As an investigative reporter years ago, I would have delighted in this book -- it's quite enlightening in terms of how the media and its sources traditionally share a mutual perspective as 'frienemies' -- whether those sources are marketing chiefs, communications 'comptrollers,' information 'controllers' or the info-trolling public they can't control (and never did... not all of 'us' anyway).
Though cliché, the authors' call to 'run to the crisis' isn't trite at all. It's no less trite for chiefdom, occupational journalists and their citizen counterparts dawning 3.0 than it was to the friendlier, subtle but perhaps more adversarial 'oneupmanship' that marked information exchange and reputations of the 1.0 generation. Our corporate 'friends' and counsel wore white-collar T-shirts beneath their expensive vests; we wore our coffee-stained cottons and camisoles straight up to the copy desk. (We dressed them up for boardrooms with khakis and a blazer ....)
As I recall, the press corps' most popular T quoted Richard Nixon: "... The media always have the last word." Levick and Smith 'get it,' and they also seem to get the power of integrity and today's new media powerbrokers, as well as the fuller message of Nixon's full quotation: "The media are far more powerful than the President in creating public awareness and shaping public opinion, for the simple reason that the media always have the last word."

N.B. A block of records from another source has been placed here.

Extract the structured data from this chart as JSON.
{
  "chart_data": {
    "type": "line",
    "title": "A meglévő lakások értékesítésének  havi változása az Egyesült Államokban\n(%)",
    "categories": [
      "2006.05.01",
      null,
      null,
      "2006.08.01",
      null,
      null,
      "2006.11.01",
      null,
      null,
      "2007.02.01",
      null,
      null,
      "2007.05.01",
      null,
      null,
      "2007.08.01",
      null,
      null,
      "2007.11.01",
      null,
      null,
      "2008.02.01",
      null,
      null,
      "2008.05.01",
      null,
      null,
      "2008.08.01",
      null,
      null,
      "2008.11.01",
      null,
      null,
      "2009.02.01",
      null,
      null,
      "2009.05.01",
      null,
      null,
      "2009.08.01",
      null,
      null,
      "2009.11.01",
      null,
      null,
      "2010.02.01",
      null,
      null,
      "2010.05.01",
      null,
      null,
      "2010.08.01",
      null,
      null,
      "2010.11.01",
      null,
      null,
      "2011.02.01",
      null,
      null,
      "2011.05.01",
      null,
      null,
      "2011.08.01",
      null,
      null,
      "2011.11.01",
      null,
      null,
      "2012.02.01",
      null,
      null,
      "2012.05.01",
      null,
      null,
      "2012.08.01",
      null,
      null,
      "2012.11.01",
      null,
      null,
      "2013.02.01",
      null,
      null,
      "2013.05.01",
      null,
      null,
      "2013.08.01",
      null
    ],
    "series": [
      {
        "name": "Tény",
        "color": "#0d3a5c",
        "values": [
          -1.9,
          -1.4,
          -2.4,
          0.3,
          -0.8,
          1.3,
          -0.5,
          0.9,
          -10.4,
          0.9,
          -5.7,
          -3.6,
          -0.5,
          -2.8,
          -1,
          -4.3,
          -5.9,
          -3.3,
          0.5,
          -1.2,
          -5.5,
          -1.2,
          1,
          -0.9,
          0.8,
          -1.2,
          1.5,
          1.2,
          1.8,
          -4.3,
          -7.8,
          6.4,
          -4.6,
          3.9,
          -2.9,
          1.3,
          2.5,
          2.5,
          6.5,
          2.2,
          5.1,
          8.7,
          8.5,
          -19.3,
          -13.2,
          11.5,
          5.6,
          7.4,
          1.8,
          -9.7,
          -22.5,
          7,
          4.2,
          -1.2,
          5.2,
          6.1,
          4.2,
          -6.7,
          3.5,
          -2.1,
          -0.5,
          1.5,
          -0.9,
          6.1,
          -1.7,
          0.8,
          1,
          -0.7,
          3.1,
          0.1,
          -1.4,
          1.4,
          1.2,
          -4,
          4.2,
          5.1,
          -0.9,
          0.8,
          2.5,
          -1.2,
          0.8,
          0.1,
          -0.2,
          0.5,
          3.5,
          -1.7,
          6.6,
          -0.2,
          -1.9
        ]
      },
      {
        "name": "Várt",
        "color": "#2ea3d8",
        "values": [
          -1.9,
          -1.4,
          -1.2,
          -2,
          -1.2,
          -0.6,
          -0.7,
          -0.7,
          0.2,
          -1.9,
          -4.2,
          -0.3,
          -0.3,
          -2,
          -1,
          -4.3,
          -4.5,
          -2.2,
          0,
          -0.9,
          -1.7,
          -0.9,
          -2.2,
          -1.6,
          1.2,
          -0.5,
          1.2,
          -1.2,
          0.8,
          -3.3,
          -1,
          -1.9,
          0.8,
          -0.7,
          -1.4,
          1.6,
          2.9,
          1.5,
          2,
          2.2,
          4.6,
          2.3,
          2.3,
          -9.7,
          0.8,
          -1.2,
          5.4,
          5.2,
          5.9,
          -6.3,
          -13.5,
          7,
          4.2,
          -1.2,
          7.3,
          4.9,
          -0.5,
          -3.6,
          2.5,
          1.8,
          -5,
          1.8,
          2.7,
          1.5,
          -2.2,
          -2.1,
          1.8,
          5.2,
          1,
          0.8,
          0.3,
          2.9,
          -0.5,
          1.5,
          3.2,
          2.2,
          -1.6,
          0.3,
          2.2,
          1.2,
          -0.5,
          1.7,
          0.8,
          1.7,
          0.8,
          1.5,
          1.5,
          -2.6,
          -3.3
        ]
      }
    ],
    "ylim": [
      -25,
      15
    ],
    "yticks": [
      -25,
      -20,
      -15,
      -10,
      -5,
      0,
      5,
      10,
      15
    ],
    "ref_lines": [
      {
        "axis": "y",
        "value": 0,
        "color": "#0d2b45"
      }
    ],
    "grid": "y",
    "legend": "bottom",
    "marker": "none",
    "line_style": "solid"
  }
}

Today's media often have the first word, too, which STP underscores well -- crisis or not. And for that, Levick and Smith deserve a T-shirt ... with matching SOX to boot. Or maybe they'll brand some sox for the C-suite that offer the real wisdom of this book: "Integrity is doing the right thing when no one is watching." -- Stop the Presses
The title of this book invokes a sense of urgency and indeed the book is a must-read for anyone who has to navigate their way through the increasingly complex world of public relations. It is clearly written, well-organized and easy to read.
Richard Levick and Larry Smith include many real-world examples that provide fascinating context for the information covered in the book. The checklists of best practices that the authors include have made this book my "go-to" resource when I'm developing a PR plan for an issue or a case in which my firm is involved. I will keep this book close at hand along with my already dog-eared copy of the first edition.